The ongoing virtual fisticuffs between Gemini and Genesis – a subsidiary of Digital Currency Group (DCG), just took a dramatic twist as the Securities and Exchange Commission (SEC) has filed charges against both Gemini and Genesis pertaining to the Gemini Earn program and the sale of unregistered securities.
Gemini leveraged Genesis to power its Earn program for its clients. Genesis halted redemptions last year as the wheels fell off the crypto markets – leaving Gemini in a bind. In the past weeks, Gemini co-founder Cameron Winkelvoss has been hammering DCG and founder Barry Silbert in regard to the inability to come to terms with funds allegedly held by DCG that belong to Gemini.
In a public statement, the SEC said that Gemini had been selling unregistered securities to retail customers via its Earn program. At the same time, the SEC said that other investigations of the two firms are ongoing.
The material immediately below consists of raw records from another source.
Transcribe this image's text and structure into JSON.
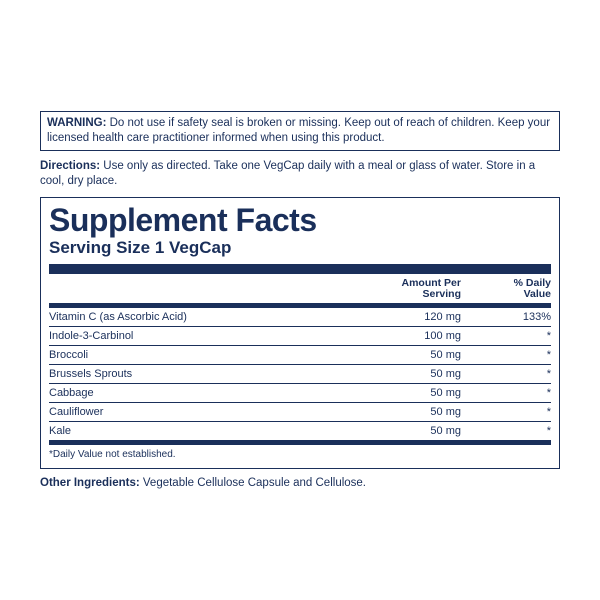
{
  "colors": {
    "text": "#1a2f5a",
    "rule": "#1a2f5a",
    "background": "#ffffff"
  },
  "warning": {
    "lead": "WARNING:",
    "text": " Do not use if safety seal is broken or missing. Keep out of reach of children. Keep your licensed health care practitioner informed when using this product."
  },
  "directions": {
    "lead": "Directions:",
    "text": " Use only as directed. Take one VegCap daily with a meal or glass of water. Store in a cool, dry place."
  },
  "facts": {
    "title": "Supplement Facts",
    "serving": "Serving Size 1 VegCap",
    "header_amount_l1": "Amount Per",
    "header_amount_l2": "Serving",
    "header_dv_l1": "% Daily",
    "header_dv_l2": "Value",
    "rows": [
      {
        "name": "Vitamin C (as Ascorbic Acid)",
        "amount": "120 mg",
        "dv": "133%"
      },
      {
        "name": "Indole-3-Carbinol",
        "amount": "100 mg",
        "dv": "*"
      },
      {
        "name": "Broccoli",
        "amount": "50 mg",
        "dv": "*"
      },
      {
        "name": "Brussels Sprouts",
        "amount": "50 mg",
        "dv": "*"
      },
      {
        "name": "Cabbage",
        "amount": "50 mg",
        "dv": "*"
      },
      {
        "name": "Cauliflower",
        "amount": "50 mg",
        "dv": "*"
      },
      {
        "name": "Kale",
        "amount": "50 mg",
        "dv": "*"
      }
    ],
    "footnote": "*Daily Value not established."
  },
  "other": {
    "lead": "Other Ingredients:",
    "text": " Vegetable Cellulose Capsule and Cellulose."
  }
}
The complaint states that in December 2020, Genesis entered into an agreement with Gemini the ability to offer its customers an opportunity to loan their crypto assets to Genesis in exchange for Genesis’ promise to pay interest. These customers allegedly included non-accredited investors.
The SEC claims that beginning in February 2021, the Gemini Earn program was made available to retail investors, while Gemini deducted an agent fee, sometimes as high as 4.29%. Genesis then exercised its discretion in how to use investors’ crypto assets to generate revenue and pay interest to Gemini Earn investors.
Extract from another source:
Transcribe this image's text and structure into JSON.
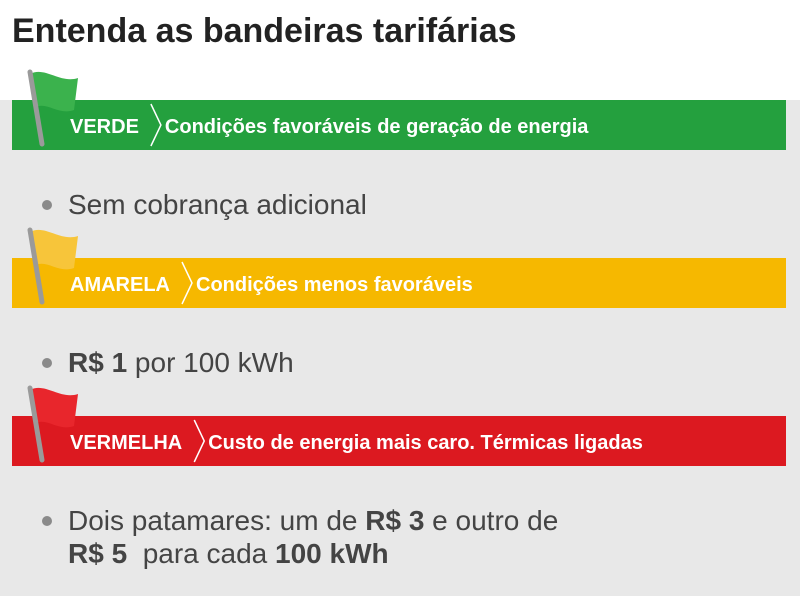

In November 2022, Genesis halted withdrawals, including Gemini Earn investors, because Genesis lacked sufficient liquid assets to meet withdrawal requests. As of November, Genesis held approximately $900 million in investor assets from 340,000 Gemini Earn investors – some of which are non-accredited, according to the SEC.
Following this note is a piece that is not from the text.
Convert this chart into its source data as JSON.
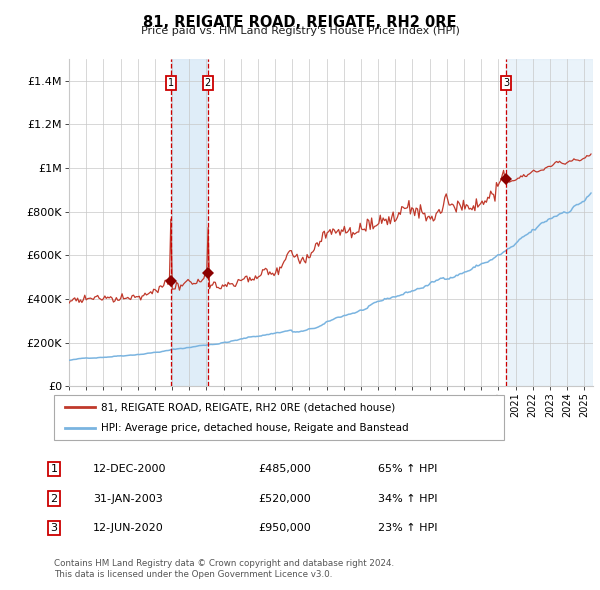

As of October 2022, the net interest rate offered to Gemini Earn investors ranged from 0.45% to 8.05%, with Gemini’s Agent Fee ranging from 0.06% to 4.29%, depending on the type of digital asset involved.
Gary Gensler, SEC Chairman, commented on the enforcement action:
“We allege that Genesis and Gemini offered unregistered securities to the public, bypassing disclosure requirements designed to protect investors. Today’s charges build on previous actions to make clear to the marketplace and the investing public that crypto lending platforms and other intermediaries need to comply with our time-tested securities laws. Doing so best protects investors. It promotes trust in markets. It’s not optional. It’s the law.”
Gurbir S. Grewal, Director of the SEC’s Division of Enforcement, said there was a pressing need for crypto firms to adhere to the law.
“As we’ve seen time and again, the failure to do so denies investors the basic information they need to make informed investment decisions. Our investigations in this space are very much active and ongoing and we encourage anyone with information about this matter or other possible securities law violations to come forward, including under our Whistleblower Program if applicable.”
The SEC’s investigation must have been ongoing for months and it is curious as to why the very public dispute emerged between the two entities in the past weeks. While the most likely outcome may be a penalty and cease & desist – DCG/Genesis, as well as Gemini, are in a difficult position.